Another important observation is that the genome sequences of any two unrelated people are 99.9% identical. The 0.1% difference is the variation that makes each of us different—taller, shorter, brown hair, blond, and so forth. There is actually more difference within a large geographically defined population than between two populations (e.g., between the population of northern Europe and China). Thus, the grouping of individuals by skin color has no more biological relevance than grouping by height or shoe size. Scientists are now using this variation between individuals to identify the genes that predispose people to heart disease, diabetes, hypertension, asthma, and other disorders.
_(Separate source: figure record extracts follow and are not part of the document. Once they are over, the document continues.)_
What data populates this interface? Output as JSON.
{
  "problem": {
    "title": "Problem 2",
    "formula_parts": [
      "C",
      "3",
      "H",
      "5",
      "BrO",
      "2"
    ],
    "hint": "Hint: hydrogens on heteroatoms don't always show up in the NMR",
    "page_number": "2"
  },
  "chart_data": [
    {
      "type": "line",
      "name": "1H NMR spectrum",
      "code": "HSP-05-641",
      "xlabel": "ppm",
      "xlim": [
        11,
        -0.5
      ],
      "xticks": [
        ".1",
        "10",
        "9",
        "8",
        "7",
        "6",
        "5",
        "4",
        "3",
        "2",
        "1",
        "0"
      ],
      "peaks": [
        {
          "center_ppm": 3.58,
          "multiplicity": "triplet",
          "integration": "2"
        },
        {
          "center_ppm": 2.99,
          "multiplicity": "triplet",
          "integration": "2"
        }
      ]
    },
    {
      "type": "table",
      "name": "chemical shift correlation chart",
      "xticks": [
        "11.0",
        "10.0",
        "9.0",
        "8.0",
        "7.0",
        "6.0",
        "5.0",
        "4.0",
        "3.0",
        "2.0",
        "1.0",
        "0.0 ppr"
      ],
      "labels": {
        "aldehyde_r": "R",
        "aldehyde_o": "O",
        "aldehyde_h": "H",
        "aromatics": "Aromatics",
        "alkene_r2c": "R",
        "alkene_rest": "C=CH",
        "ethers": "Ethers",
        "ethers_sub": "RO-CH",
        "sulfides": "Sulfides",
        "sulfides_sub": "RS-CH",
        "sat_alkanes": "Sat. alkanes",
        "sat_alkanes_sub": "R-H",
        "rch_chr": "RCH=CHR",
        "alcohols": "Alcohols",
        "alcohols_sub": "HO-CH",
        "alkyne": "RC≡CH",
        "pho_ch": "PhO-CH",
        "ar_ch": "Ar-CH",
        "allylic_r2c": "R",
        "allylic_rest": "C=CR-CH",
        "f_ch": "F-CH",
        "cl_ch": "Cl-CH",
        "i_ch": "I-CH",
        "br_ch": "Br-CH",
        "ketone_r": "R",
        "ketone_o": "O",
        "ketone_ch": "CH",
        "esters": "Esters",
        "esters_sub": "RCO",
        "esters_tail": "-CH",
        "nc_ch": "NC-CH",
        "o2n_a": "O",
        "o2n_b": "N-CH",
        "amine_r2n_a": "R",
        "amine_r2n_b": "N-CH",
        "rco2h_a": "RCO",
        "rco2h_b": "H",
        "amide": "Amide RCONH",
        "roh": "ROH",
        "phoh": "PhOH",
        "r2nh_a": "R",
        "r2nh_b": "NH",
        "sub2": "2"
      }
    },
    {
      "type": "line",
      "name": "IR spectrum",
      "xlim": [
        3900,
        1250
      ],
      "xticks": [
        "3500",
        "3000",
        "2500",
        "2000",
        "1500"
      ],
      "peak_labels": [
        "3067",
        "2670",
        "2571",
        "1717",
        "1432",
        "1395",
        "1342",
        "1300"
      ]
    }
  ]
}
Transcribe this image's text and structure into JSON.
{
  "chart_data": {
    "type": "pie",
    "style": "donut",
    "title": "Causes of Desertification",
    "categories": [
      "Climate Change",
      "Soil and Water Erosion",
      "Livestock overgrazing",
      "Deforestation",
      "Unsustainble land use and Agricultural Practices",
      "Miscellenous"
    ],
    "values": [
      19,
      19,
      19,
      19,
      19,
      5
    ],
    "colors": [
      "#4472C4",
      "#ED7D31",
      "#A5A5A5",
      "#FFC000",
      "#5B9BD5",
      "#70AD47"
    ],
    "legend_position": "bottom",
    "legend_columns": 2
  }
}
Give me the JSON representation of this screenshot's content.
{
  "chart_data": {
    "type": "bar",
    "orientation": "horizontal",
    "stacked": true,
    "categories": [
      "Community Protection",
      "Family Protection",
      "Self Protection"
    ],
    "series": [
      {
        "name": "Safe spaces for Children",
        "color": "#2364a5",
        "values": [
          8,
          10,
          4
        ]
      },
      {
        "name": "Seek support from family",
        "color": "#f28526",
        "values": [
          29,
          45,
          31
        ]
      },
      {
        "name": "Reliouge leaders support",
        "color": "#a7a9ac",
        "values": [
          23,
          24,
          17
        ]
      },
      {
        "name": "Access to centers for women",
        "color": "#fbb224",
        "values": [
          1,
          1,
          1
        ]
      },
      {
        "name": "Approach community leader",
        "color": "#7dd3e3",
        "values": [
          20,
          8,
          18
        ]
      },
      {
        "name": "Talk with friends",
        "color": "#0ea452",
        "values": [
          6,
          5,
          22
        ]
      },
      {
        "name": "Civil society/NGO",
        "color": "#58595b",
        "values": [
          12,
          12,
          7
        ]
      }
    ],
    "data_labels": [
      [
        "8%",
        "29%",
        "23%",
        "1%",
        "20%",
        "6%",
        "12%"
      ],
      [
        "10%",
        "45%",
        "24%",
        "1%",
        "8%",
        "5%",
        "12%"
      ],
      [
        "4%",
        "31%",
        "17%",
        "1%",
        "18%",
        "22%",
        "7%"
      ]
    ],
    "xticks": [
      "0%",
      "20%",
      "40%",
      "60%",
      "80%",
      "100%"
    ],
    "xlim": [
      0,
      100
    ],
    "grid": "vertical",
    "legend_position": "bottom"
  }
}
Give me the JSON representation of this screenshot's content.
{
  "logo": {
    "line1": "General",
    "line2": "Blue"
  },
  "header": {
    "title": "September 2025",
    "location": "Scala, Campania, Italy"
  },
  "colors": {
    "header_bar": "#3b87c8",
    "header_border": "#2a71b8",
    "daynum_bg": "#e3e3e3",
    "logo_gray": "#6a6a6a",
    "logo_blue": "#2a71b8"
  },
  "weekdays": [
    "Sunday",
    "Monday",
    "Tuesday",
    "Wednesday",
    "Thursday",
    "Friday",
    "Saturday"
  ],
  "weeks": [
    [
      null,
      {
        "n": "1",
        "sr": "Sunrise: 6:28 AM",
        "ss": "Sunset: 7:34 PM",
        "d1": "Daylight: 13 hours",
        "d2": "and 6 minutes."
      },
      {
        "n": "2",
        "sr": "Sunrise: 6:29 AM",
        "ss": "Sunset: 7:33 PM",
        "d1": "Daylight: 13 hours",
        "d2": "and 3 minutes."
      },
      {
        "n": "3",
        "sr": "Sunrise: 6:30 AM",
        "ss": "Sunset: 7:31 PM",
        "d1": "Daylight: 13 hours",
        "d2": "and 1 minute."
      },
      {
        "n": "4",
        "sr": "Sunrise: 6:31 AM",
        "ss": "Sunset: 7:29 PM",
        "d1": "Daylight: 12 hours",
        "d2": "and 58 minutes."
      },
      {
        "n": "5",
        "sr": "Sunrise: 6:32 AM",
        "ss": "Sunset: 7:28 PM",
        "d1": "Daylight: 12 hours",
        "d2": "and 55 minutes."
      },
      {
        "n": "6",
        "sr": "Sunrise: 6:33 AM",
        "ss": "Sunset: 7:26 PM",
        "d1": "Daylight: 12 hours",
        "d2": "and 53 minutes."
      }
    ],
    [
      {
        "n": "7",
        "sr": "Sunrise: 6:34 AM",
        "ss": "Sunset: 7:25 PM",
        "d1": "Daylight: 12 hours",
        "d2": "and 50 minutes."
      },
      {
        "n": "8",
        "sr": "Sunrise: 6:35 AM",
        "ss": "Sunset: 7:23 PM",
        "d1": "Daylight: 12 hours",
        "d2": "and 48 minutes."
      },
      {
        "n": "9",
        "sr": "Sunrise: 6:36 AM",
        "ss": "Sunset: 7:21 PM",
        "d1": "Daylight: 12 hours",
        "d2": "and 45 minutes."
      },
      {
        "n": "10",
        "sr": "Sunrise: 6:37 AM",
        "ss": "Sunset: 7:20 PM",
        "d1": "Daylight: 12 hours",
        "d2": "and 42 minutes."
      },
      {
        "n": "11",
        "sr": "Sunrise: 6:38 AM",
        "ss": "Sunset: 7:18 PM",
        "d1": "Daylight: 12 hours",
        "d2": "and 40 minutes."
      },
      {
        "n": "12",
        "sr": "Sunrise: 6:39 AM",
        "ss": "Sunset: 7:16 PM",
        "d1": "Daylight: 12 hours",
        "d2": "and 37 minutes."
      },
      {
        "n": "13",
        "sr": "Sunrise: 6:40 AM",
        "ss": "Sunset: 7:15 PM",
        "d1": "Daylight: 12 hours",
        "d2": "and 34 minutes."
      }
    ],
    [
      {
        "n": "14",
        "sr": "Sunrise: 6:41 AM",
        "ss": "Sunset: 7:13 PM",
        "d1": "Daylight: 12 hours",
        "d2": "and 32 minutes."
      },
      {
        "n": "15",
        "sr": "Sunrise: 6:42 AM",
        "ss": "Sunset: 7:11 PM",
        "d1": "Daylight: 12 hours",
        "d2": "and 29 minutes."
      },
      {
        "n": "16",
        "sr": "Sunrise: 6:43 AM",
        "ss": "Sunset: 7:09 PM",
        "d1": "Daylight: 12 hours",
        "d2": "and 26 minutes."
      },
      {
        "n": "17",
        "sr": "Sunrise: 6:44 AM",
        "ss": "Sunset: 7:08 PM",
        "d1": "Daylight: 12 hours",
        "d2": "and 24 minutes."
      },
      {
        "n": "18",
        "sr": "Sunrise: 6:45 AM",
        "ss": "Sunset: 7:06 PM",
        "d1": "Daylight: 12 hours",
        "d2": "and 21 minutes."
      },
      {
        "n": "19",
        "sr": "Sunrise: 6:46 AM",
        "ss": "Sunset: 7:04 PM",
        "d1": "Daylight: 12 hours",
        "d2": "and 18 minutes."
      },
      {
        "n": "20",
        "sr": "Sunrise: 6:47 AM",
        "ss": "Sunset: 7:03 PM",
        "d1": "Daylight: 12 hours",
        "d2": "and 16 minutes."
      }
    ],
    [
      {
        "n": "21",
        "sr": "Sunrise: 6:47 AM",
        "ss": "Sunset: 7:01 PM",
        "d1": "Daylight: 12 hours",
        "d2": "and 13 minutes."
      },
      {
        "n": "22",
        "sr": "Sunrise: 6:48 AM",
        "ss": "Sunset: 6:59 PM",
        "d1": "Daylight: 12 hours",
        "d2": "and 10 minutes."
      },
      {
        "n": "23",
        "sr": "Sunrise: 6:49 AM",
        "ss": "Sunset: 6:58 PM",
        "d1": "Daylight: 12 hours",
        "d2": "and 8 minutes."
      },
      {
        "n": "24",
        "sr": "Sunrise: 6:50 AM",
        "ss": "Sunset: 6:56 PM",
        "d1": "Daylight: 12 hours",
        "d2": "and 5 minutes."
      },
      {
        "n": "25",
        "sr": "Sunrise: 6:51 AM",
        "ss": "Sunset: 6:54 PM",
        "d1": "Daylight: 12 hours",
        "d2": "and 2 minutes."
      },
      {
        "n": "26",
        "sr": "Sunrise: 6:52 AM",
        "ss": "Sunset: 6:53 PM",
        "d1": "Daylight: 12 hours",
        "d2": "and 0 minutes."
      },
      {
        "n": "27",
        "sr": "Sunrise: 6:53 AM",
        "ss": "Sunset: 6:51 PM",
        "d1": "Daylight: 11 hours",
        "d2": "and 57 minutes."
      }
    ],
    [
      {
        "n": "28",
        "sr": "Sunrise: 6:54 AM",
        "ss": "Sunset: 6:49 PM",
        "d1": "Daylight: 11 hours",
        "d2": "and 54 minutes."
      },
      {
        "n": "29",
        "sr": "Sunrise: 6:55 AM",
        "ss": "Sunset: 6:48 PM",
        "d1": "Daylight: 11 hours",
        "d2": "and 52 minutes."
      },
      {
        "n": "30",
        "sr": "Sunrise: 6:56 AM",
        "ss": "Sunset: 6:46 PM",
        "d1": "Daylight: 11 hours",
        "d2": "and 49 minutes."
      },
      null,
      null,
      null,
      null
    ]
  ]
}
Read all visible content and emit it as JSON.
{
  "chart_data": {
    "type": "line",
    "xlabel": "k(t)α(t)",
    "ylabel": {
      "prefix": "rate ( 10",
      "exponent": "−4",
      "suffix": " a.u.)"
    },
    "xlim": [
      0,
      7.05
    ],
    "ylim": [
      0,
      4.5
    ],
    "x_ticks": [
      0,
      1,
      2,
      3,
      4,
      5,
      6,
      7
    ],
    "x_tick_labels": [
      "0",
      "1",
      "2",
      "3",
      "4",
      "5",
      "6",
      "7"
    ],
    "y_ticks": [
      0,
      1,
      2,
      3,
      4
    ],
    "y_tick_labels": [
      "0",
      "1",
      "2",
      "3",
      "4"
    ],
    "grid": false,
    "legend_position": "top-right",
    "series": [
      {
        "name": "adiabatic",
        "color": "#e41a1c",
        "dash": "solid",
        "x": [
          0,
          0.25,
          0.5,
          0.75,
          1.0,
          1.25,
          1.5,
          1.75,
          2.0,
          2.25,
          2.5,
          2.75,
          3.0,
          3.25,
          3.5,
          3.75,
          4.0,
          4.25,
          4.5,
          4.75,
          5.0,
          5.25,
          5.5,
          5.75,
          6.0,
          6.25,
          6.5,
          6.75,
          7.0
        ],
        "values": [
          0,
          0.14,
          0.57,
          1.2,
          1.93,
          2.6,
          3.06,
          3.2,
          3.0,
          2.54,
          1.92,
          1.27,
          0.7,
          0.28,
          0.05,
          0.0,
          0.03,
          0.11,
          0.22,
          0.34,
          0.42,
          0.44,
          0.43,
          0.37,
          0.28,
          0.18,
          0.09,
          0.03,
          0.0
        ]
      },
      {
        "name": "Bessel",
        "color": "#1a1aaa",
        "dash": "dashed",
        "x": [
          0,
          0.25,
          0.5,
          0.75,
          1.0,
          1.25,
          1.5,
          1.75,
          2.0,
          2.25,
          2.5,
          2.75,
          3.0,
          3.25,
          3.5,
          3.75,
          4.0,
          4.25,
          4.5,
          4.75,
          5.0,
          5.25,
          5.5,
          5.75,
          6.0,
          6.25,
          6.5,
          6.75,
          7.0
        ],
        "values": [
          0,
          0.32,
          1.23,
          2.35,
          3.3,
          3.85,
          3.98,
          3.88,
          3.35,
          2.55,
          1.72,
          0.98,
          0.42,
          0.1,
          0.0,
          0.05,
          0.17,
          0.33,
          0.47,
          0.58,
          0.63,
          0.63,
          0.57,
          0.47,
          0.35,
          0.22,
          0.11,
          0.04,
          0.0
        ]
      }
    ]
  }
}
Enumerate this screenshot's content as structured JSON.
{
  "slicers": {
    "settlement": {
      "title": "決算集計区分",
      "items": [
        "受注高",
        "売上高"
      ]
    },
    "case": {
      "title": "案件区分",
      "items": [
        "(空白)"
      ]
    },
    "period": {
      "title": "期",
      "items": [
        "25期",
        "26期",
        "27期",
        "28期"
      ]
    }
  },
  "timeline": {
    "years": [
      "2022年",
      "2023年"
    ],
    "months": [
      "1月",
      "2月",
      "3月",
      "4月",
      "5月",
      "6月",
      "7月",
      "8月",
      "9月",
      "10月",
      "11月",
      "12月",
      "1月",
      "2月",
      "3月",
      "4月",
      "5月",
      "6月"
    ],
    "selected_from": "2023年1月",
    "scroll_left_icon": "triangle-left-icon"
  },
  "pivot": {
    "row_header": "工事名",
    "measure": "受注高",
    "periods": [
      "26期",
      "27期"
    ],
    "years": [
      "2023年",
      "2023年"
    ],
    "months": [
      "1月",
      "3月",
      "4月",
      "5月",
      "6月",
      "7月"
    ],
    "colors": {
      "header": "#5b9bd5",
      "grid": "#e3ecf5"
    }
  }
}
Rapid technological advances are expediting these studies. Over the course of the HGP, the cost of DNA sequencing was reduced by more than 100-fold from about $10 per base to less than $0.10 per base. Scientists are now working to lower the cost to $1,000 per genome, so that personalized medicine becomes feasible for everyone. It should be possible to accurately predict the chances of an individual developing cancer or heart disease by examining their DNA sequence, rather than their family history and diet. It will also be possible to identify the best drug to treat individual patients, knowing how different drugs will act in people with variation at specific genes.
References:
- The human genome. (n.d.). Retrieved from http://www.nature.com/genomics/human/papers/articles.html
- The human genome. (2001, February 16). Retrieved from http://www.sciencemag.org/content/vol291/issue5507/index.html
- International Human Genome Sequencing Consortium. (2004, October 21). Finishing the euchromatic sequence of the human genome. Nature, 431, 931–945. Retrieved from http://www.nature.com/cgi-taf/DynaPtaf?file=/nature/journal/v431/n7011/full/nature03001_fs.html
- Shreeve, (2004). The genome wars. New York: Knopf.